The admin there noticed that the time/date was off for one hour ... set it via ntpdate and from then everything worked without a problem. I can't explain ... anyone?
Comment 5 Syed Amer Gilani 2009-10-21 10:32:01 UTC
I have something similar on the same SAS Controller. 
since some time our backup server completely hangs when starting a amanda backup to tape. backing up to hard disk is no problem.
this first started after upgrading to a 2.6.30 gentoo-sources kernel and to amanda 2.6.0_p2-r4. After that amanda killed the server completely every time. No response over Network or Keyboard. On Screen it shows a call trace with something about scsi. I cant post the exact output because even after rebooting with SysRq + REISUB there is log of it. Maybe because the Harddisks are on the same controller as the tape device.

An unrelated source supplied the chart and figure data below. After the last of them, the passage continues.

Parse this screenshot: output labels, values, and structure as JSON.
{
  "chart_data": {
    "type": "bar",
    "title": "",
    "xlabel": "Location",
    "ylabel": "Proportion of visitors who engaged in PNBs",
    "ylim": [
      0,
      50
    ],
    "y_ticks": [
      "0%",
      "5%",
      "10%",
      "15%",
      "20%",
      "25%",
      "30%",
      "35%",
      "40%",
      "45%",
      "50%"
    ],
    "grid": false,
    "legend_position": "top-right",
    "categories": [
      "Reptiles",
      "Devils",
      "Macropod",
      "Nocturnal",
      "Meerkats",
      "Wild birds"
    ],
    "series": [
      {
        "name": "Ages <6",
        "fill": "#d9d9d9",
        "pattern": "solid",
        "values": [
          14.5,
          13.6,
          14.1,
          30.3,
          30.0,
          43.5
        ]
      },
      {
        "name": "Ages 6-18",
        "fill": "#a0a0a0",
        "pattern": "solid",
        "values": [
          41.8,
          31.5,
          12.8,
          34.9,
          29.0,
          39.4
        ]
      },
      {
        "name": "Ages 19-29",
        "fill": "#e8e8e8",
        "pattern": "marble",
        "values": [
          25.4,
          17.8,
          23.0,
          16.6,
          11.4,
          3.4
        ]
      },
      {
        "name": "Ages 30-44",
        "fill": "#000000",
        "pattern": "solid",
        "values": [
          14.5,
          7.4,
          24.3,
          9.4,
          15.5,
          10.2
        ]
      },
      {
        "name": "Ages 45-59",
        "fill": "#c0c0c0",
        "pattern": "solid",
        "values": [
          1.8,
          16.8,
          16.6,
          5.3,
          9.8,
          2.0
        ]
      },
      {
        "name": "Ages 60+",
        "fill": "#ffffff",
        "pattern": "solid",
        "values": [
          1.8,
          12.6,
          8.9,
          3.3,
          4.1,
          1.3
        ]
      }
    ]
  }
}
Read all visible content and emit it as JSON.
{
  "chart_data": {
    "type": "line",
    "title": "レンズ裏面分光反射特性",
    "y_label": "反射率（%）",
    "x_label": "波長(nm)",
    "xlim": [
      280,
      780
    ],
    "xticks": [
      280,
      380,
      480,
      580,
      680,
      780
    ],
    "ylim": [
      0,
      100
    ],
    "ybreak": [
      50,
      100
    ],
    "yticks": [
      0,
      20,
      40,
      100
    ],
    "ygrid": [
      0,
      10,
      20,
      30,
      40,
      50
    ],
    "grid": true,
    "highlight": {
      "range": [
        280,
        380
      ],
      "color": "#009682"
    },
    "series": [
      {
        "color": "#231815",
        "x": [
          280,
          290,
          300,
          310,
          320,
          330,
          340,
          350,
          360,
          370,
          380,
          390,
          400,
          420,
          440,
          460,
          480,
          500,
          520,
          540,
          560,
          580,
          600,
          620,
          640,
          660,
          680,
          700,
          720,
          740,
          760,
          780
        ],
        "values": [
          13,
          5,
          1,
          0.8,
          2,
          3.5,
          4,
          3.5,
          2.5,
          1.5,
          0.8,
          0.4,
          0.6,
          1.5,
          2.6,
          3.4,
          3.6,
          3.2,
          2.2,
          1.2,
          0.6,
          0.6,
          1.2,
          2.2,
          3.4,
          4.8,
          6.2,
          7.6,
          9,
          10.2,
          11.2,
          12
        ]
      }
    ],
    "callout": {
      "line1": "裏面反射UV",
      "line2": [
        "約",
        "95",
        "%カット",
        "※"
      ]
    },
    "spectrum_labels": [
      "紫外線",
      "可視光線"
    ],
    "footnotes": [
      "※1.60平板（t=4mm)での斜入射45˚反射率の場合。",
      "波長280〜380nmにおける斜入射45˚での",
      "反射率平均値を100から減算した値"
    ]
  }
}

Downgrading back to 2.6.27-gentoo-r7 helped. It now only happens sometimes, not every time. 

Hardware:
LSI Logic / Symbios Logic SAS1068E PCI-Express Fusion-MPT SAS
Quantum Ultrium LTO-3
Comment 6 Mike Pagano gentoo-dev 2009-11-22 13:59:26 UTC
Has anyone tried the ntpdate workaround and NOT had success?

Comment 7 Syed Amer Gilani 2009-11-23 15:21:30 UTC
ntpdate was already executed every hour here. but i reread everything and i think i might have a different problem. here the whole kernel crashes and not only a process hangs. the only common thing is that we have the same SAS Controller.

And since i downgraded to 2.6.27-gentoo-r7 and recompiled the whole system with -O1 it did not crash in weeks.
I will try a newer Kernel again, but i have no time for that at the moment.